Nossrat Peseschkian
Kişinin içinde bulunduğu her zorluk, her kriz veya hastalık, her çatışma felaket olarak görülür. Acı çekmek hayatının bir parçasıdır ve kişi acı çekmek ile acı çekmekle baş etmek için gereken çaba arasındaki farkı bilmiyor gibi görünür.
Annesine yüksek derecede duygusal bağımlı olan 16 yaşındaki kadın hasta ile terapötik diyalogta, tipik bir benlik portresi beşinci seansta çizildi.
Belli düzeyde kendi başına hareket edebilme hedefi için, annesiyle bağlanmasına dair çatışma içeren içerikler çalışıldı.

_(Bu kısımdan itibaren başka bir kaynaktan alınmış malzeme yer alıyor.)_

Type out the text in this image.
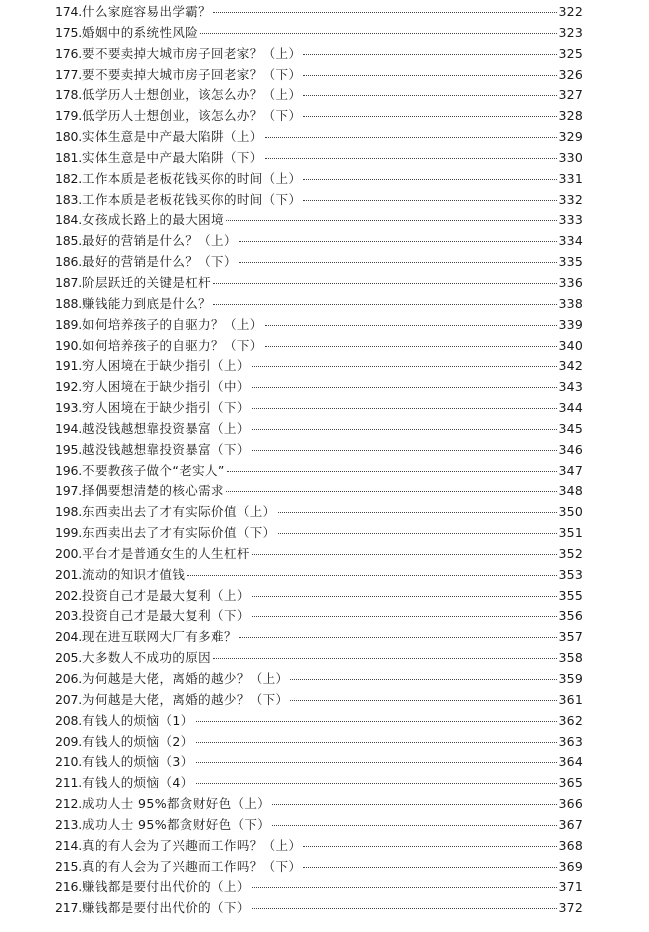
174. 什么家庭容易出学霸？	322
175. 婚姻中的系统性风险	323
176. 要不要卖掉大城市房子回老家？（上）	325
177. 要不要卖掉大城市房子回老家？（下）	326
178. 低学历人士想创业，该怎么办？（上）	327
179. 低学历人士想创业，该怎么办？（下）	328
180. 实体生意是中产最大陷阱（上）	329
181. 实体生意是中产最大陷阱（下）	330
182. 工作本质是老板花钱买你的时间（上）	331
183. 工作本质是老板花钱买你的时间（下）	332
184. 女孩成长路上的最大困境	333
185. 最好的营销是什么？（上）	334
186. 最好的营销是什么？（下）	335
187. 阶层跃迁的关键是杠杆	336
188. 赚钱能力到底是什么？	338
189. 如何培养孩子的自驱力？（上）	339
190. 如何培养孩子的自驱力？（下）	340
191. 穷人困境在于缺少指引（上）	342
192. 穷人困境在于缺少指引（中）	343
193. 穷人困境在于缺少指引（下）	344
194. 越没钱越想靠投资暴富（上）	345
195. 越没钱越想靠投资暴富（下）	346
196. 不要教孩子做个“老实人”	347
197. 择偶要想清楚的核心需求	348
198. 东西卖出去了才有实际价值（上）	350
199. 东西卖出去了才有实际价值（下）	351
200. 平台才是普通女生的人生杠杆	352
201. 流动的知识才值钱	353
202. 投资自己才是最大复利（上）	355
203. 投资自己才是最大复利（下）	356
204. 现在进互联网大厂有多难？	357
205. 大多数人不成功的原因	358
206. 为何越是大佬，离婚的越少？（上）	359
207. 为何越是大佬，离婚的越少？（下）	361
208. 有钱人的烦恼（1）	362
209. 有钱人的烦恼（2）	363
210. 有钱人的烦恼（3）	364
211. 有钱人的烦恼（4）	365
212. 成功人士 95%都贪财好色（上）	366
213. 成功人士 95%都贪财好色（下）	367
214. 真的有人会为了兴趣而工作吗？（上）	368
215. 真的有人会为了兴趣而工作吗？（下）	369
216. 赚钱都是要付出代价的（上）	371
217. 赚钱都是要付出代价的（下）	372
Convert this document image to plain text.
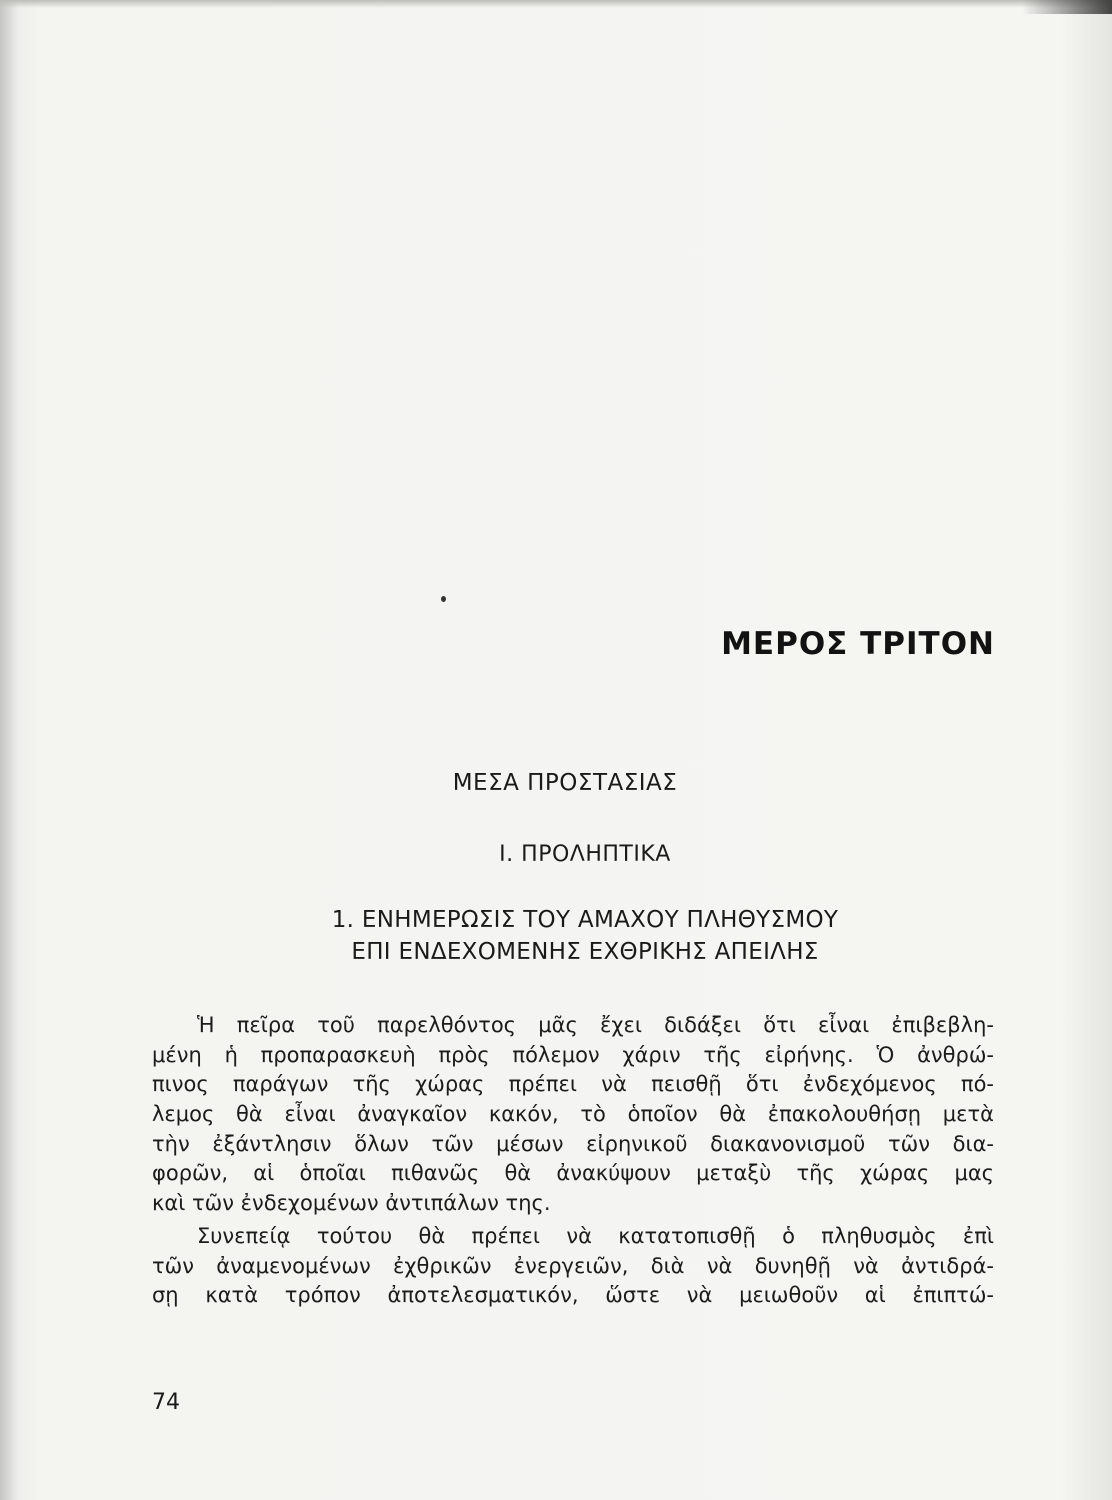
ΜΕΡΟΣ ΤΡΙΤΟΝ
ΜΕΣΑ ΠΡΟΣΤΑΣΙΑΣ
Ι. ΠΡΟΛΗΠΤΙΚΑ
1. ΕΝΗΜΕΡΩΣΙΣ ΤΟΥ ΑΜΑΧΟΥ ΠΛΗΘΥΣΜΟΥ
ΕΠΙ ΕΝΔΕΧΟΜΕΝΗΣ ΕΧΘΡΙΚΗΣ ΑΠΕΙΛΗΣ
Ἡ πεῖρα τοῦ παρελθόντος μᾶς ἔχει διδάξει ὅτι εἶναι ἐπιβεβλη-
μένη ἡ προπαρασκευὴ πρὸς πόλεμον χάριν τῆς εἰρήνης. Ὁ ἀνθρώ-
πινος παράγων τῆς χώρας πρέπει νὰ πεισθῇ ὅτι ἐνδεχόμενος πό-
λεμος θὰ εἶναι ἀναγκαῖον κακόν, τὸ ὁποῖον θὰ ἐπακολουθήσῃ μετὰ
τὴν ἐξάντλησιν ὅλων τῶν μέσων εἰρηνικοῦ διακανονισμοῦ τῶν δια-
φορῶν, αἱ ὁποῖαι πιθανῶς θὰ ἀνακύψουν μεταξὺ τῆς χώρας μας
καὶ τῶν ἐνδεχομένων ἀντιπάλων της.
Συνεπείᾳ τούτου θὰ πρέπει νὰ κατατοπισθῇ ὁ πληθυσμὸς ἐπὶ
τῶν ἀναμενομένων ἐχθρικῶν ἐνεργειῶν, διὰ νὰ δυνηθῇ νὰ ἀντιδρά-
σῃ κατὰ τρόπον ἀποτελεσματικόν, ὥστε νὰ μειωθοῦν αἱ ἐπιπτώ-
74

Aşağıdaki diyalog gelişti.
Hasta: “Seninle görüştüğümden beri işler kötüye gitti. Daha alıngan ve gergin hissediyorum.” Terapist: “Bu durum anlaşılabilir. Netleştirmek gerekirse, yıkılmak üzere olan eski bir villayı düşünelim. Yeni bir ev yapabilmemiz için, eski evin yıkılması gerekir. Bu da toz duman ve gürültü ortaya çıkarır. Eski tutum ve davranışlarımızda da benzer bir şey olur.
Hasta: “Evet, anlıyorum ama kişi eski evi yıkmadan yanına başka yeni bir ev yapamaz mı?”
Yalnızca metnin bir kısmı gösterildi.